Il settore va bene e a Venezia ci sono altre tre botteghe oltre la mia. Ho avuto un allievo, ha bottega anche lui. Ai tempi del mio maestro i gondolieri lavoravano da marzo a settembre e lui chiudeva un paio di mesi in inverno. Con il turismo odierno, si lavora tutto l’anno. Ma ci sono dei problemi.
- Quali? Me ne elenca qualcuno?
Fondamentalmente i problemi dell’artigianato sono sempre stati gli stessi, nessuno li ha mai risolti. Parlo di Venezia, dove i posti sono quelli che sono e, con gli affitti attuali, tutti hanno chiuso o aperto da altre parti. Poi mettere a norma costa moltissimo. Se devi fare un bagno, devi scavare almeno un metro sotto per la fossa biologica e tra gli altri deve venire anche un archeologo per valutare cosa si trova.

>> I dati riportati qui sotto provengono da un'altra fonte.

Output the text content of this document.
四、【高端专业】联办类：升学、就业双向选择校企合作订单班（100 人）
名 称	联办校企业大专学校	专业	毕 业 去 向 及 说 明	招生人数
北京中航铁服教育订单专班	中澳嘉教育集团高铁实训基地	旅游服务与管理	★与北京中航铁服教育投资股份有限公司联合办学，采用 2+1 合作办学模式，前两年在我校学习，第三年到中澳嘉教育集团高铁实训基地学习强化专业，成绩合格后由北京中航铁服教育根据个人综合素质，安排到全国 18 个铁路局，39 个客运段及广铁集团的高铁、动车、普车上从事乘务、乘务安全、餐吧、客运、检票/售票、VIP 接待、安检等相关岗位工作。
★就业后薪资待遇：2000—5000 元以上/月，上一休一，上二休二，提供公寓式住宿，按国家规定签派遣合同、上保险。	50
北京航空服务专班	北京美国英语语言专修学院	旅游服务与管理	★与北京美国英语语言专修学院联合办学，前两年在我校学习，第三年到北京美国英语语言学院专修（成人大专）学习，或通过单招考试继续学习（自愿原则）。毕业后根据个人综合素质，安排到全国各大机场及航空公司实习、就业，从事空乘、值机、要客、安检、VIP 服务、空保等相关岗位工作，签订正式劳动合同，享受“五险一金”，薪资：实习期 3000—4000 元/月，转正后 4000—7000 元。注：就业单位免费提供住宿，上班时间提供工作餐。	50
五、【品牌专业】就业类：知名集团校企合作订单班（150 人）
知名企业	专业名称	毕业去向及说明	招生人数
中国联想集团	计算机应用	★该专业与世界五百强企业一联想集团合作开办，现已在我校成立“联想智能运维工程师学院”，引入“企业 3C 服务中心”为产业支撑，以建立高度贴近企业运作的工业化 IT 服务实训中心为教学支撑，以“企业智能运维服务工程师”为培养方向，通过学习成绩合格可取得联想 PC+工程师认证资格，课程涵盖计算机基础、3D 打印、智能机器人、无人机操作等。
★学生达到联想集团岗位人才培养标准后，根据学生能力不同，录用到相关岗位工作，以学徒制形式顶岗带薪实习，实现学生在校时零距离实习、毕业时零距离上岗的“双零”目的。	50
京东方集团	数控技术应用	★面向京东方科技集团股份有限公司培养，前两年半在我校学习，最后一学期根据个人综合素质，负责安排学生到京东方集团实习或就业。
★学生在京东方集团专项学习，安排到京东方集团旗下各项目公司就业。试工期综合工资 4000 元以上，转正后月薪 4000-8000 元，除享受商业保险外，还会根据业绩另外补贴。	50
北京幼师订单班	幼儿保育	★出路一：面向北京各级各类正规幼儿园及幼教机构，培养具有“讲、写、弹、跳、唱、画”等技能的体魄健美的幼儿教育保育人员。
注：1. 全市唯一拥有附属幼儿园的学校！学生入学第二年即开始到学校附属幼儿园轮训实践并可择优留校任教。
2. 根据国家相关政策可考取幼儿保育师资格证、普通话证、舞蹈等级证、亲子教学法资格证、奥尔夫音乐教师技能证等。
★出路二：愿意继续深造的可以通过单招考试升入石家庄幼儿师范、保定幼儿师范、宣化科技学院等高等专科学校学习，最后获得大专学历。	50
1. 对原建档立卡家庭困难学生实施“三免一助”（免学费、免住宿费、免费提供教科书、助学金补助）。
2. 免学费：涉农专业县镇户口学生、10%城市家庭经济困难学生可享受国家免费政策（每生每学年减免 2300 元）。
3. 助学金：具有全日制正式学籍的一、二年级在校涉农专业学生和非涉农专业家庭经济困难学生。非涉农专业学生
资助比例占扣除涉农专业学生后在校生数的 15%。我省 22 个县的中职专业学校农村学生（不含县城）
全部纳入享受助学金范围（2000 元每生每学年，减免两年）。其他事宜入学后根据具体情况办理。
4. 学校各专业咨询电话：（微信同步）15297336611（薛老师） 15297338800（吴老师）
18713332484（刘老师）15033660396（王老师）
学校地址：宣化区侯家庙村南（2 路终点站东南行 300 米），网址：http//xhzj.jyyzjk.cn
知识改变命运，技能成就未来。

Questo è un costo che grava sul lavoro, per dirne un paio.
- Ci sono dei costi a Venezia che altrove non ci sono…
Non solo. Se a Venezia facciamo una politica di mercato di bassa qualità, ovvio che la qualità man mano sparisce. In tutta Italia l’artigianato è stato lasciato andare. Non dico avere un occhio di riguardo, ma lasciare che l’artigiano sia in condizione di lavorare. E invece continuano a oberarti di burocrazia, che costa. L’ultima è la fattura elettronica. Lavoro ne ho, tanto, ma…
- C’è qualcuno interessato ad imparare questo mestiere?
Sì, ci sono ragazzi che vorrebbero imparare, ma il posto è quello che è, e con le norme attuali dovrei avere uno spogliatoio, degli armadietti, ecc… Se decidiamo che queste cose valgono, dobbiamo fare qualcosa, altrimenti succede come trent’anni fa, quando Carli mi disse: O vai avanti tu, o io chiudo. E nessuno se ne accorgerà, usciranno un paio di articoli sul giornale e poi più nulla. Mi rendo conto che sono diventato un po’ polemico come lo era il mio maestro. Ma se i discorsi sono gli stessi, vuol dire che niente è cambiato da quella volta. Eppure, qui ci sarebbe da lavorare.